Abstract

C-lobe represents the C-terminal half of lactoferrin which is a bilobal 80kDa iron binding glycoprotein. The two lobes are designated as N-lobe (Ser1-Glu333) and C-lobe (Arg344-Arg689). The N- and C-lobes are connected by a 10-residue long α-helical peptide (Thr334-Thr343). Both lobes adopt similar conformations and have identical iron binding sites.
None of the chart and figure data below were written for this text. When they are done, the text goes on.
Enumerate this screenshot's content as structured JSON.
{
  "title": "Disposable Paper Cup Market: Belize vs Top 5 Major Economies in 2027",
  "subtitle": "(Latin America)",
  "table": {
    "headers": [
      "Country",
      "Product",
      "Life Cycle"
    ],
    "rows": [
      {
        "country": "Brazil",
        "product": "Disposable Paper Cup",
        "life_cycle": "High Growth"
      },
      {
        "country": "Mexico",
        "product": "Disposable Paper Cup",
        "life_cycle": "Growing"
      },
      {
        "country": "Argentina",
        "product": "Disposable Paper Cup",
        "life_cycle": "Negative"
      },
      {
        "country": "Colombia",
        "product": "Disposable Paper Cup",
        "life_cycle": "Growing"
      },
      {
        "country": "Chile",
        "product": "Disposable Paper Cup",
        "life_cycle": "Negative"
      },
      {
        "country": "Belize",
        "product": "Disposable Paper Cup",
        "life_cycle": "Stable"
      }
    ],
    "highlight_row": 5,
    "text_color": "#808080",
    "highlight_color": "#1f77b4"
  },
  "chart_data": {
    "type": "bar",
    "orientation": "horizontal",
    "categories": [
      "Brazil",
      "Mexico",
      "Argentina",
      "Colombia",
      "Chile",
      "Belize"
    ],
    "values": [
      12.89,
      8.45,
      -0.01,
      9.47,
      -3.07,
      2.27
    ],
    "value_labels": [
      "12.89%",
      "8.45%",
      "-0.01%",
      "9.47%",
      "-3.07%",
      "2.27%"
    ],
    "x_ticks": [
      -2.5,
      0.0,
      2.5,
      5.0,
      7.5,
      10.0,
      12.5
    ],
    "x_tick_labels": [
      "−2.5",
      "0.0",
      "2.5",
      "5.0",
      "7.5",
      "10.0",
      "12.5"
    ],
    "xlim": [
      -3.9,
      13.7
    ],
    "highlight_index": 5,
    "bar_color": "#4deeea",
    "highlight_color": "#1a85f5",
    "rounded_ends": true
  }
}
The bilobal lactoferrin was hydrolyzed in a limited proteolysis using pepsin at pH 2.0. It produced a 40kDa and fully functional C-lobe which was purified and crystallized at pH 8.0. The structure determination revealed that the structure contained residues from Tyr342 to Arg689 representing a fully functional monoferric C-lobe. It showed that pepsin cleaved lactoferrin at the peptide bond Arg341-Tyr342 which is part of the inter-lobe decapeptide. Interestingly, the two previously determined structures of the enzymatically produced C-lobe using trypsin and proteinase K also cleaved lactoferrin at the same peptide bond Arg341-Tyr342. This was a striking result as the three enzymes, pepsin, trypsin and proteinase K have different specificity requirements and yet they cleaved the bilobal lactoferrin at the same peptide bond and generated an identical and fully functional C-lobe. This shows that the observed cleavage site in lactoferrin adopts a highly favourable conformation for proteolysis. It is noteworthy that the three enzymes with different specificities cut the protein at the same peptide bond which may be of physiological significance because the antibacterial action of lactoferrin is extended further through the C-lobe.